Là où le premier volet observait le monde avec une mélancolie contemplative, Sanguis, « le sang », opère une plongée brutale vers l’intérieur. C’est un disque plus court (37 minutes), plus compact, avec seulement 6 (longs) morceaux, mais paradoxalement plus éprouvant émotionnellement. Le bassiste du groupe Stein Roger Sordal rend aussi les rênes de l’écriture et cela s’entend : on retrouve les phrasés mélancoliques du premier volume, créant ce sentiment de « déjà-vu » troublant mais intéressant. La basse sert d’ailleurs de colonne vertébrale aux morceaux, Sordal a cette manière très particulière de faire « chanter » sa basse, rappelant parfois le jeu du bassiste de Riverside.
Musicalement, on reste donc en terrain connu, comme si l’on enfilait un vieux pull en laine un peu usé mais réconfortant. On y retrouve ce Metal progressif et gothique, noble et habité, qui évoque autant Katatonia que Anathema. Pourtant, Sanguis est plus volatil. Le morceau-titre d’ouverture, porté par le baryton toujours aussi magistral de Kjetil Nordhus, griffe par ses passages plus nerveux, là où Part I préférait les longues nappes atmosphériques.
L’album brille par sa mise à nu. On y croise deux ballades, dont « Loneliness Untold, Loneliness Unfold », où la voix, simplement accompagnée d’une guitare dépouillée, crée un vide presque étouffant avant que les guitares de « Sweet to the Point of Bitter » ne viennent s’abattre avec une force sismique. C’est cette gestion de l’espace et du silence qui fait la force de ce deuxième chapitre : le groupe joue moins sur la grandiloquence et plus sur l’incarnation.
On pourrait reprocher à Sanguis son côté un peu fragmenté — il ressemble davantage à une pièce d’un puzzle qu’à une œuvre totalement autonome — mais c’est le propre d’un projet conçu d’un seul bloc créatif. La cohérence sonore avec le premier volet est totale, fruit de cette session d’enregistrement commune, et les musiciens s’y imbriquent comme des rouages parfaitement huilés.
Moins démonstratif mais plus humain, A Dark Poem, Part II: Sanguis confirme que Green Carnation n’a jamais été aussi pertinent, et je trouve impressionnant le fait que ce deuxième volet soit au final aussi bonne que le premier.

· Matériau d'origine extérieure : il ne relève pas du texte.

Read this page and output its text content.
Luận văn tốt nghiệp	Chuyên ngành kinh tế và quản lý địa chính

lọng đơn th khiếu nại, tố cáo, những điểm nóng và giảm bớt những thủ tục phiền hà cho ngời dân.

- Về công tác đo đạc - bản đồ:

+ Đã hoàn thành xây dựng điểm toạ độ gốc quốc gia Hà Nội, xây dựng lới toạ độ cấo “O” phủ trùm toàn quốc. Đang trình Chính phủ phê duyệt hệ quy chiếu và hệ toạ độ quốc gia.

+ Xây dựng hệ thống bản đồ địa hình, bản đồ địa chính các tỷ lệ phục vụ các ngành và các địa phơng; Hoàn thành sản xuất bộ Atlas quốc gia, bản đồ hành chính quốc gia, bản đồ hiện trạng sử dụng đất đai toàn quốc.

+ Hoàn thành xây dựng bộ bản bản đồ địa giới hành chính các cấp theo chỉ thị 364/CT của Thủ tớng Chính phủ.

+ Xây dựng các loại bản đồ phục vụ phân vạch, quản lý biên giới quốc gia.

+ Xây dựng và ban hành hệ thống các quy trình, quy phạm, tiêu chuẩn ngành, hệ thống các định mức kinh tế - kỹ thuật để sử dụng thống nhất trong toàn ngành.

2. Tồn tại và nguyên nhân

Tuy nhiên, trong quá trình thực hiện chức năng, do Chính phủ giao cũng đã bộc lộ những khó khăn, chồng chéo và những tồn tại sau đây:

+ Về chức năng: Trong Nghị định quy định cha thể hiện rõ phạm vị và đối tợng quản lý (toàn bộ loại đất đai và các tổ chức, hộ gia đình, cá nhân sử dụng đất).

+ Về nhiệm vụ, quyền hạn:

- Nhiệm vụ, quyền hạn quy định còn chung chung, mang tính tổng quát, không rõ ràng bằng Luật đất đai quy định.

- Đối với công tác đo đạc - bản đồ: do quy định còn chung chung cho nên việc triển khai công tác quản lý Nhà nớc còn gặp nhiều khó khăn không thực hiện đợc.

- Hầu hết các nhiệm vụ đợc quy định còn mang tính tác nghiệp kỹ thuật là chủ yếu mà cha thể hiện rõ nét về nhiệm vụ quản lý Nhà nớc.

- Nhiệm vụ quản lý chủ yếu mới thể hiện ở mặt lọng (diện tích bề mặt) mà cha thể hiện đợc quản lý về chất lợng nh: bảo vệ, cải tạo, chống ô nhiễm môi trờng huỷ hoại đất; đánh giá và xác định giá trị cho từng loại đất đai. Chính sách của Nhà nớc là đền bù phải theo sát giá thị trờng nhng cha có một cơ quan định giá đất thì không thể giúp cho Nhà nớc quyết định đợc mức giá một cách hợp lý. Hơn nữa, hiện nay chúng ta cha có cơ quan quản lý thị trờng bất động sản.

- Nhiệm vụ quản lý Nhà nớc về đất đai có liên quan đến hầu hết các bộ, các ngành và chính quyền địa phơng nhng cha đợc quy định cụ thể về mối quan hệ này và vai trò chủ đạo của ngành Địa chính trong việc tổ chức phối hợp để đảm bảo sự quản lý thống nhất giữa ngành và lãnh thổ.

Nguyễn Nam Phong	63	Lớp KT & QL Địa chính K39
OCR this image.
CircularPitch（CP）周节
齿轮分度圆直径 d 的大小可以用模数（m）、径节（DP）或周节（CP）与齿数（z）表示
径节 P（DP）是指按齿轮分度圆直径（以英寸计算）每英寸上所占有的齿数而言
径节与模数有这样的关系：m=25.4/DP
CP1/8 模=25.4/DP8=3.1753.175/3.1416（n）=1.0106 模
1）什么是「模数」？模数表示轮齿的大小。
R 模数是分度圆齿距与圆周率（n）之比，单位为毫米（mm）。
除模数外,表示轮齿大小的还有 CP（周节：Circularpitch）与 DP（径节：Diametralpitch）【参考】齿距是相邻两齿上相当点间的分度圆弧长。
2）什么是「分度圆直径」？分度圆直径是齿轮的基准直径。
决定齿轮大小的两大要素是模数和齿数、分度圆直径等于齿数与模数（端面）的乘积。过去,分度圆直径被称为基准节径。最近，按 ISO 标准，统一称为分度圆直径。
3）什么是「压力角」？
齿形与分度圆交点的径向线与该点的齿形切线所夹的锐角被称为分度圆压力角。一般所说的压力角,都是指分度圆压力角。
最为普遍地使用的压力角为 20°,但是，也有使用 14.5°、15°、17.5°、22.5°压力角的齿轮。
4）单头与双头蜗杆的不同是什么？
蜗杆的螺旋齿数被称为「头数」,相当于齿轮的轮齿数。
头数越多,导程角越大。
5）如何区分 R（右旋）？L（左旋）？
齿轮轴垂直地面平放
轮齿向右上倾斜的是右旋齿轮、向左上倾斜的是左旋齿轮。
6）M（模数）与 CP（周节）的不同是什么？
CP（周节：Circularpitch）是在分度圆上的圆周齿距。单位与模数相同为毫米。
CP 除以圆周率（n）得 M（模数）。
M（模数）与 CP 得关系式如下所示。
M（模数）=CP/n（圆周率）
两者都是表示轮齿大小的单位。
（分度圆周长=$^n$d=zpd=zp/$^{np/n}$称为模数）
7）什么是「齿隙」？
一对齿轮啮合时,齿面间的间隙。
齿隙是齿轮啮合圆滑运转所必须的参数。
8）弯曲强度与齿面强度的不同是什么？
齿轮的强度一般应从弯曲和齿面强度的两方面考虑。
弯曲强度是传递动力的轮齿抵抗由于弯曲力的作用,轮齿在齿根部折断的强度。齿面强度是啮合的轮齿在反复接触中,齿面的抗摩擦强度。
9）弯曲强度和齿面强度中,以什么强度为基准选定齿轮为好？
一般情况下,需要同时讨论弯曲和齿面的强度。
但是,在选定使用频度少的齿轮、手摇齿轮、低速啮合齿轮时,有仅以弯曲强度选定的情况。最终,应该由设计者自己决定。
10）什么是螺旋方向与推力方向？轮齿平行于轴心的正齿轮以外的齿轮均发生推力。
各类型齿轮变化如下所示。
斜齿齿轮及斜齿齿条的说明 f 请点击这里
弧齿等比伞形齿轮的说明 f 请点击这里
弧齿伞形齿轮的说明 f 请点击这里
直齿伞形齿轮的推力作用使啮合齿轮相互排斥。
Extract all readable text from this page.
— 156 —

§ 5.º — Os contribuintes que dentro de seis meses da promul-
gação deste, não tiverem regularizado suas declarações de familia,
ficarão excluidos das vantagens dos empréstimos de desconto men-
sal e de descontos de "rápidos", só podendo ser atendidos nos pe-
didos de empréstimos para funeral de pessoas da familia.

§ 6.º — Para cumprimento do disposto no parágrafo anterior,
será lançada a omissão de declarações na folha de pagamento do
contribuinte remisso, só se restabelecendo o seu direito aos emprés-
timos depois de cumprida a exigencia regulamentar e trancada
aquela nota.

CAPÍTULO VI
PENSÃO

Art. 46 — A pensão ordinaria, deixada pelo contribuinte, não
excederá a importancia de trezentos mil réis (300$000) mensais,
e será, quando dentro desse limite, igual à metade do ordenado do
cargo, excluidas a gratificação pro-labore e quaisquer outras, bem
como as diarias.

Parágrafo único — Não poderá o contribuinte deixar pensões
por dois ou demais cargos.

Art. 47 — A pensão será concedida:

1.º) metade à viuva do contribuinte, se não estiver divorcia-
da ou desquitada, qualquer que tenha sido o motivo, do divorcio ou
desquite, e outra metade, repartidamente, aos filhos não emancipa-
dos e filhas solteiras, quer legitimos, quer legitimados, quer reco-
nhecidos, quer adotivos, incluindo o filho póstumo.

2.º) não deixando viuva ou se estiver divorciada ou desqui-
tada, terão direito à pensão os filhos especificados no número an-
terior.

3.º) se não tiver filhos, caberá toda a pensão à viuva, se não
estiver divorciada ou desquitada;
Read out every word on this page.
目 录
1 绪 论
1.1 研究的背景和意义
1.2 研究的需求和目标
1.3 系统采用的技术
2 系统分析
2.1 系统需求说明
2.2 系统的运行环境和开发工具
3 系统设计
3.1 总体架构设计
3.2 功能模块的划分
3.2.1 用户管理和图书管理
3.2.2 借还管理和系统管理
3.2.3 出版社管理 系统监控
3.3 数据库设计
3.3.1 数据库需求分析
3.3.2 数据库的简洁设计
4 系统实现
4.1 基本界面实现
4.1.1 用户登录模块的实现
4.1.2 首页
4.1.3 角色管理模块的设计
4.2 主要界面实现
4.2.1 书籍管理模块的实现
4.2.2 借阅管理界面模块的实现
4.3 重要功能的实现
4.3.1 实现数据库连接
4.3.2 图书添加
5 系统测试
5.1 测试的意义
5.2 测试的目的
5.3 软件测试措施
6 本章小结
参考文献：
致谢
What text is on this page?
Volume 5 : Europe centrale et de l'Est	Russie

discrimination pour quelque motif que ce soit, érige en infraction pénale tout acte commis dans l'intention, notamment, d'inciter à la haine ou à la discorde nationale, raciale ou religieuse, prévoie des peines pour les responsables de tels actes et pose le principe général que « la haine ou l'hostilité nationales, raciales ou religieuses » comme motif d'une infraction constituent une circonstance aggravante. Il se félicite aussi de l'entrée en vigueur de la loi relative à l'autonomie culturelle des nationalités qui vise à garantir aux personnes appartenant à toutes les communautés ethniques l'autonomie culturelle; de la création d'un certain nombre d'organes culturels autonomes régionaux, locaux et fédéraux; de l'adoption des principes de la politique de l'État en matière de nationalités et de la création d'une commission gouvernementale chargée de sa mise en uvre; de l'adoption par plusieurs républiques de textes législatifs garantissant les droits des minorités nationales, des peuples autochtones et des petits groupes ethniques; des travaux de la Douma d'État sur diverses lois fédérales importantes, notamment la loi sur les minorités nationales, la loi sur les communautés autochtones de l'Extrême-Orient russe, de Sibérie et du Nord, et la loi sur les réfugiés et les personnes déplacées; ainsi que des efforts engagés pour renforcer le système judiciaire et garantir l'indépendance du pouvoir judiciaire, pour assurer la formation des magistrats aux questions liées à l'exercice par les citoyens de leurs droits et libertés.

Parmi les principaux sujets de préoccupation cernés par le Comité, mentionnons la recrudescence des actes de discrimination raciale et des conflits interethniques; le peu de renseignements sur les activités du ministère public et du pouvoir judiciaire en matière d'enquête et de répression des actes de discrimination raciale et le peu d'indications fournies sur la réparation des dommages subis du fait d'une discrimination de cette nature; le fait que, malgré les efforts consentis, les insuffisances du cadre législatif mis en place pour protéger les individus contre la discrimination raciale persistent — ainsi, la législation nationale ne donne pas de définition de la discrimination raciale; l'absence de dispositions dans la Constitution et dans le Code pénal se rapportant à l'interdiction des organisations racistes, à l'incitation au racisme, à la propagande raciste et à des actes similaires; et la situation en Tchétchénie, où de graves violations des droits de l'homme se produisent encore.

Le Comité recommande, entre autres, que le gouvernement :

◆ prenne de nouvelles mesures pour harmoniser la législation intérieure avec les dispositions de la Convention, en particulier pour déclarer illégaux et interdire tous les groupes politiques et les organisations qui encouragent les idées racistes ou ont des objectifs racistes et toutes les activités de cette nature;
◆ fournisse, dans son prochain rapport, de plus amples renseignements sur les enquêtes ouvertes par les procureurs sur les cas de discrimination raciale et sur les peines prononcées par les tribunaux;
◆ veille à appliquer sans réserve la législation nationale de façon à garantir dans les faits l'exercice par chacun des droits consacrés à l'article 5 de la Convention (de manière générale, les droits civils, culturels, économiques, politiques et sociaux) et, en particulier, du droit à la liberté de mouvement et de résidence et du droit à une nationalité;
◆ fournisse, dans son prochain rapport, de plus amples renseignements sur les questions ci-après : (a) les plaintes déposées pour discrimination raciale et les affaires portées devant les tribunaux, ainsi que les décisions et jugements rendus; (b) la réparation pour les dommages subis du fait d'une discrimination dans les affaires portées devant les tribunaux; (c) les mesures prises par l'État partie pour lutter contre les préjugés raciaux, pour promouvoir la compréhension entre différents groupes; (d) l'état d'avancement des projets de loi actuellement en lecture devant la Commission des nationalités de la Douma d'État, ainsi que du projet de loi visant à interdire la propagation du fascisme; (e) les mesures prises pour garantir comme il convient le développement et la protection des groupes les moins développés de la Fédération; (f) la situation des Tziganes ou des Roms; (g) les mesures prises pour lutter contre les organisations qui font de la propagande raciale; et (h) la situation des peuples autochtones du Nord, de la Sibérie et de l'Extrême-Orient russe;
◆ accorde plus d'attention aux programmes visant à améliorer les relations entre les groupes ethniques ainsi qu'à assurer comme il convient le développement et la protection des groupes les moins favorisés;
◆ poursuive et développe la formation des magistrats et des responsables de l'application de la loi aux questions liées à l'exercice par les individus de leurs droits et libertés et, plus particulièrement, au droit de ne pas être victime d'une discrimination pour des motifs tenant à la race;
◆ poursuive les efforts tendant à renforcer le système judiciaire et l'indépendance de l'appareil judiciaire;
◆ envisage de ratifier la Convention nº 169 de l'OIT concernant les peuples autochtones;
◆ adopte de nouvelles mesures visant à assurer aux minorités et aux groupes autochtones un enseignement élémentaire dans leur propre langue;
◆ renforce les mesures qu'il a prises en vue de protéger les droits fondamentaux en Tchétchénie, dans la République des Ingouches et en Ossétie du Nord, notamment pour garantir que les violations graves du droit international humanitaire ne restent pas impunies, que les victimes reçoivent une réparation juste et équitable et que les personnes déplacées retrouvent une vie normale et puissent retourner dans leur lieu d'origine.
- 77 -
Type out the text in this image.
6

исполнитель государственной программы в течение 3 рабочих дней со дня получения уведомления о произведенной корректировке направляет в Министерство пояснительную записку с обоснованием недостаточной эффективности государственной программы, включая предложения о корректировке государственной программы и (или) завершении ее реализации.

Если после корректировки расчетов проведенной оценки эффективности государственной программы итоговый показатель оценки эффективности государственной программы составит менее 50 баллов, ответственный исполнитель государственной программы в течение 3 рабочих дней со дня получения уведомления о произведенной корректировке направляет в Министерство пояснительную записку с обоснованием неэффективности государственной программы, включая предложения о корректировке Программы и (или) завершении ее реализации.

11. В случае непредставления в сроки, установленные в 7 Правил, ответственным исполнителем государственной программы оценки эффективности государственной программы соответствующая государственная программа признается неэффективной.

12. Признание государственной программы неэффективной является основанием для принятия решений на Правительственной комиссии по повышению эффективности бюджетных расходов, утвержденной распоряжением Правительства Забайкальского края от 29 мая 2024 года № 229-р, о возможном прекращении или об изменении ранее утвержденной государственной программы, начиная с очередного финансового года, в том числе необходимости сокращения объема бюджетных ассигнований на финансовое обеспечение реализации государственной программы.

La suite (et fin) de la trilogie est déjà dans les tuyaux, et si elle maintient ce niveau d’intensité, le pari fou de 2024 sera amplement réussi. Green Carnation, avec ces 3 albums a peut-etre créé de quoi les placer dans la postérité du Metal Prog (dans sa version douce et mélancolique) là où le groupe était jusqu’alors un second couteau peu prolifique. Ce « poème sombre » est en train de devenir l’œuvre la plus personnelle de leur discographie.